We included 67 studies and sampled 43 studies for our analysis. Most were from low- or middle-income countries (33 studies), and most included the perspectives of women and health workers. We downgraded our confidence in several findings from high confidence to moderate, low, or very-low confidence, mainly due to concerns about how the studies were conducted (methodological limitations) or concerns about missing important perspectives from some types of participants or in some settings (relevance).

In many communities, bleeding during and after childbirth is considered "normal" and necessary to expel "impurities" and restore and cleanse the woman's body after pregnancy and birth (moderate confidence). In some communities, people have misconceptions about causes of PPH or believe that PPH is caused by supernatural powers or evil spirits that punish women for ignoring or disobeying social rules or for past mistakes (high confidence).

For women who give birth at home or in the community, female family members or traditional birth attendants are the first to recognise excess bleeding after birth (high confidence). Family members typically take the decision of whether and when to seek care if PPH is suspected, and these family members are often influenced by trusted traditional birth attendants or community midwives (high confidence). If PPH is identified for women birthing at home or in the community, decision-making about the subsequent referral and care pathway can be multifaceted and complex (high confidence).

First responders to PPH are not always skilled or trained healthcare providers (high confidence). In health facilities, midwives may consider it easy to implement visual estimation of blood loss with a kidney dish or under-pad, but difficult to accurately interpret the amount of blood loss (very low confidence). Quantifying (rather than estimating) blood loss may be a complex and contentious change of practice for health workers (low confidence). Women who gave birth in health facilities and experienced PPH described it as painful, embarrassing, and traumatic. Partners or other family members also found the experience stressful. While some women were dissatisfied with their level of involvement in decision-making for PPH management, others felt health workers were best placed to make decisions (moderate confidence).

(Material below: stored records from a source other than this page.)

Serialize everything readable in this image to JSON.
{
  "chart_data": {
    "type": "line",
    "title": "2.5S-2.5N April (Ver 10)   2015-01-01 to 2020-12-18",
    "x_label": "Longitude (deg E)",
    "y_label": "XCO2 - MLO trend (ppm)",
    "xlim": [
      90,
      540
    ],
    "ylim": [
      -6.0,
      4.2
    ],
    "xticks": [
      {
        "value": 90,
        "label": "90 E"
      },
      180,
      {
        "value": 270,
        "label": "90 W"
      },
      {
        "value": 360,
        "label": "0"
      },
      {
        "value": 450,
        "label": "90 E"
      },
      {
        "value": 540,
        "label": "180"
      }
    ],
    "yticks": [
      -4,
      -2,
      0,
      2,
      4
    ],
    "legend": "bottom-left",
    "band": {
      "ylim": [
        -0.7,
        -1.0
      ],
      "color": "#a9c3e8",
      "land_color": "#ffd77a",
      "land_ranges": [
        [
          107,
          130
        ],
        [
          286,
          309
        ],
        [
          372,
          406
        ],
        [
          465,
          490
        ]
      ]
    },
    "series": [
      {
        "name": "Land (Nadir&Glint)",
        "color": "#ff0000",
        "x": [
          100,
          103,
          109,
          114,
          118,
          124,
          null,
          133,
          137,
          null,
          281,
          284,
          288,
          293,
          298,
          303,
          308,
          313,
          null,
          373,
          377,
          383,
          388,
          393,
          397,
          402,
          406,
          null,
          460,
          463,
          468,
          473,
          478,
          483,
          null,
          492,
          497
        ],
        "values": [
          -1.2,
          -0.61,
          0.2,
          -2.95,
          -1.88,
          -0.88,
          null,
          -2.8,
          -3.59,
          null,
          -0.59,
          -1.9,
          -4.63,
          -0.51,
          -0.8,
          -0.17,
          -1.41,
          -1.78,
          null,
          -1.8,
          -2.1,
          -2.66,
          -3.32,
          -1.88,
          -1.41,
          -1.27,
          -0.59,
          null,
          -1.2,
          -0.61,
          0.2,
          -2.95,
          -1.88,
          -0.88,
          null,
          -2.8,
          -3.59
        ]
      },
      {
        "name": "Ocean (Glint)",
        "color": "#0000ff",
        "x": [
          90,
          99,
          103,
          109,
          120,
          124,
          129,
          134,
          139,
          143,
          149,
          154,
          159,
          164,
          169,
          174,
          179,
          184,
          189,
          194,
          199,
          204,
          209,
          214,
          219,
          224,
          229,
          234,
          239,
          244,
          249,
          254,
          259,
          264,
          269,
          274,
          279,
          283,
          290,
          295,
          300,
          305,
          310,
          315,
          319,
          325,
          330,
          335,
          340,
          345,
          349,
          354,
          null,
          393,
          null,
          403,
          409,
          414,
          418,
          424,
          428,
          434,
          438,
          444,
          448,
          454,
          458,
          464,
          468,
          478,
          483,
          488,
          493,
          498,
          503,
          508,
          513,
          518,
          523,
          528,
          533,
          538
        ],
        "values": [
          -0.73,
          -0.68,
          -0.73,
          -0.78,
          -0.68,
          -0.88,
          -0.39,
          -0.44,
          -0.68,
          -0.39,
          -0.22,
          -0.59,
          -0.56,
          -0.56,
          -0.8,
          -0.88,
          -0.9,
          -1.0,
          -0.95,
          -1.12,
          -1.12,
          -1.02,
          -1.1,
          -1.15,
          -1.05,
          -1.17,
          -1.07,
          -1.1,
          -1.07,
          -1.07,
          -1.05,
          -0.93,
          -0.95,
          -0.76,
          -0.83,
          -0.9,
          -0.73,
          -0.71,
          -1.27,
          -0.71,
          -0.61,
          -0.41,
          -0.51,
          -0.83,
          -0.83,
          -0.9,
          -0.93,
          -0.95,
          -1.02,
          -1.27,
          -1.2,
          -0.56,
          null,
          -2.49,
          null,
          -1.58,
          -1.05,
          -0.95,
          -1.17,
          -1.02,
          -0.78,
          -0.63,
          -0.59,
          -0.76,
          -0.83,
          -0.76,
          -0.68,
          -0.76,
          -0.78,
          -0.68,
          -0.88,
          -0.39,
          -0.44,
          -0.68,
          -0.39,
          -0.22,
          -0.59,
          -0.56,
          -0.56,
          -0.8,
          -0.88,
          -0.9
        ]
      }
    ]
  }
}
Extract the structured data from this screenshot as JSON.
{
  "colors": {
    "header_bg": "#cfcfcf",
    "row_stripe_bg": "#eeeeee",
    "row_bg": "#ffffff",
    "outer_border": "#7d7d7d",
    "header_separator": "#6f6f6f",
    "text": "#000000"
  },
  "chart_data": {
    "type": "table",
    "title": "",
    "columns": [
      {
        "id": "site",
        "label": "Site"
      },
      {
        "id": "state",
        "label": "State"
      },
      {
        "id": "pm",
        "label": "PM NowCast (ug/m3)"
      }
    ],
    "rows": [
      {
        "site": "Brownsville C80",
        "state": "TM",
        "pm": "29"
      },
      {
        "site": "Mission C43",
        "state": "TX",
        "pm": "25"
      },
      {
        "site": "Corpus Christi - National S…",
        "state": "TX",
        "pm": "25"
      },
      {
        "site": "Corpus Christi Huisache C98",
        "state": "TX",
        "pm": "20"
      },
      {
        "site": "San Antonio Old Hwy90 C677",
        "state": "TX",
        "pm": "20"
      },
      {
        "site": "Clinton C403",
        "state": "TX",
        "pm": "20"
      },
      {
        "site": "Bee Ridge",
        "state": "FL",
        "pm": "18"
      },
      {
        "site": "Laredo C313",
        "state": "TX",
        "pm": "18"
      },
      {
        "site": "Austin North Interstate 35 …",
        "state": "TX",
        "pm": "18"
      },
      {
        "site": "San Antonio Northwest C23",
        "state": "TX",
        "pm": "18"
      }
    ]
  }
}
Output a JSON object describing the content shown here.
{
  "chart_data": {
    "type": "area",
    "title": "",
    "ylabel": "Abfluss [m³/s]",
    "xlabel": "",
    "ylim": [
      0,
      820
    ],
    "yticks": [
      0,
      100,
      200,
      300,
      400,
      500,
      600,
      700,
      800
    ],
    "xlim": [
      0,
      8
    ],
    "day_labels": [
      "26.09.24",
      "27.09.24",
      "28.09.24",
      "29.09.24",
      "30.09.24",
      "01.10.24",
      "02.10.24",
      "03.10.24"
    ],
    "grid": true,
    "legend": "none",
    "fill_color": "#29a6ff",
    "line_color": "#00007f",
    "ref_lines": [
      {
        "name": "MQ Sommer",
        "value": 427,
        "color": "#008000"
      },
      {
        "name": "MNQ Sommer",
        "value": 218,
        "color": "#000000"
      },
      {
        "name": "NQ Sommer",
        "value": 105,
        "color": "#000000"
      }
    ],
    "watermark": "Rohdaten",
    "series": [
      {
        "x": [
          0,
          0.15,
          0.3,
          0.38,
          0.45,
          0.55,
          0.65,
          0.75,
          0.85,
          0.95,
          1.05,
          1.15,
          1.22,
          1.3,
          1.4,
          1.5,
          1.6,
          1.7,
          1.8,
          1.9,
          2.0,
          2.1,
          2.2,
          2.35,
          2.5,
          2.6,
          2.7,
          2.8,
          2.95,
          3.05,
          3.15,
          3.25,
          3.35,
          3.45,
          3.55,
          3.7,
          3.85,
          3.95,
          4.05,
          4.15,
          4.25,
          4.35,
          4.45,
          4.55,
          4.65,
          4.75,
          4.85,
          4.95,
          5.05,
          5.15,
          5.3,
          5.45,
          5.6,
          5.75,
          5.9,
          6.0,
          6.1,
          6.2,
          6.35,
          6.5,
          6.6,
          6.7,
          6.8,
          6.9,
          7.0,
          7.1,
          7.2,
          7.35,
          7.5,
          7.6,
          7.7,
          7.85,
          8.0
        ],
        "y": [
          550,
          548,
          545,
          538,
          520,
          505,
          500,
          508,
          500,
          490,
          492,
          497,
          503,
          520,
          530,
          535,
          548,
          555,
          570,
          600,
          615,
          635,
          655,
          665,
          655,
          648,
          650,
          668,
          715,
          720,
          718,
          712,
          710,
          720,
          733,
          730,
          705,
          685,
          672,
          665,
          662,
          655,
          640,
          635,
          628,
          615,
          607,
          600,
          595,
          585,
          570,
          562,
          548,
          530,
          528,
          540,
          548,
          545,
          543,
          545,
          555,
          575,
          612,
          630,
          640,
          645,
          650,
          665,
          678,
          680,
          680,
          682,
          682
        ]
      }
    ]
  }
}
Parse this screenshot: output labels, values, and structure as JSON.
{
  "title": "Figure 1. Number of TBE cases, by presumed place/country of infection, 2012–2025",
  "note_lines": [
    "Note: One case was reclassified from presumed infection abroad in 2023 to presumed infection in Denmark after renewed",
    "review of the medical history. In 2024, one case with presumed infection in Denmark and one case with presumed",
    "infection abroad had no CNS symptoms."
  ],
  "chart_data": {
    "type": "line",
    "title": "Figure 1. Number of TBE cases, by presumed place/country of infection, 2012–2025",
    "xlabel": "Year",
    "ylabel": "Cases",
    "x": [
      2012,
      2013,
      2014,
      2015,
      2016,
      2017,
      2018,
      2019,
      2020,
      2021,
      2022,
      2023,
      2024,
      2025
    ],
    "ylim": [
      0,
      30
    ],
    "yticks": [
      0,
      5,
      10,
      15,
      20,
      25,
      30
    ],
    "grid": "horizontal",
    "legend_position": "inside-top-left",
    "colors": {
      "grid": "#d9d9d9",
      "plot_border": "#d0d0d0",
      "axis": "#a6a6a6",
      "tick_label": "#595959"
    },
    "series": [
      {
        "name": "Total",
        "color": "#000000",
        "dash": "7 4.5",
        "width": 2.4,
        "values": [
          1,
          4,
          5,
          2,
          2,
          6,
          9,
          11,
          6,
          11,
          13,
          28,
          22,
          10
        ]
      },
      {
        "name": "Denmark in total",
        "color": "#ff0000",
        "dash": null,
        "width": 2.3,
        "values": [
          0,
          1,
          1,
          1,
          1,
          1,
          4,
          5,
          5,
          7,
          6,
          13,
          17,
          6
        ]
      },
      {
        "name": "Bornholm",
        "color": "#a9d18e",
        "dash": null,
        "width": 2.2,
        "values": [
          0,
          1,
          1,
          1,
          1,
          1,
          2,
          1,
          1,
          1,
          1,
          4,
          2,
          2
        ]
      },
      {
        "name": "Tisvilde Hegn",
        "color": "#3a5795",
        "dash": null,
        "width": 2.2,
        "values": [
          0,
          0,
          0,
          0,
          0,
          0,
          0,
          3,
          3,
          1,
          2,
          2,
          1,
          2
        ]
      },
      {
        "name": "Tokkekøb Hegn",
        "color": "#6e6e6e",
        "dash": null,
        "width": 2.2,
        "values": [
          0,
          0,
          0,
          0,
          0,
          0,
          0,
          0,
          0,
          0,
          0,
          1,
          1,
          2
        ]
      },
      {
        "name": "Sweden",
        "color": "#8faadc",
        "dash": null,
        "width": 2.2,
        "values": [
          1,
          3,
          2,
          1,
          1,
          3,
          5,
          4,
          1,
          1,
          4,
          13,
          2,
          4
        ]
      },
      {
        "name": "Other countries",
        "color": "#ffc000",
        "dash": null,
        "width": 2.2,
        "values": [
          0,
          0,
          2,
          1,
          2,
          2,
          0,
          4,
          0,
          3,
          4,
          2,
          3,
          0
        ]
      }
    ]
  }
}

Inconsistent availability of resources (drugs, medical supplies, blood) causes delays in the timely management of PPH (high confidence). There is limited availability of misoprostol in the community owing to stockouts, poor supply systems, and the difficulty of navigating misoprostol procurement for community health workers (moderate confidence). Health workers described working on the maternity ward as stressful and intense due to short staffing, long shifts, and the unpredictability of emergencies. Exhausted and overwhelmed staff may be unable to appropriately monitor all women, particularly when multiple women are giving birth simultaneously or on the floor of the health facility; this could lead to delays in detecting PPH (moderate confidence). Inadequate staffing, high turnover of skilled health workers, and appointment of lower-level cadres of health workers are key challenges to the provision of quality PPH care (high confidence).

Through team-based simulation training, health workers of different cadres (doctors, midwives, lay health workers) can develop a shared mental model to help them work quickly, efficiently, and amicably as a team when managing women with PPH (moderate confidence).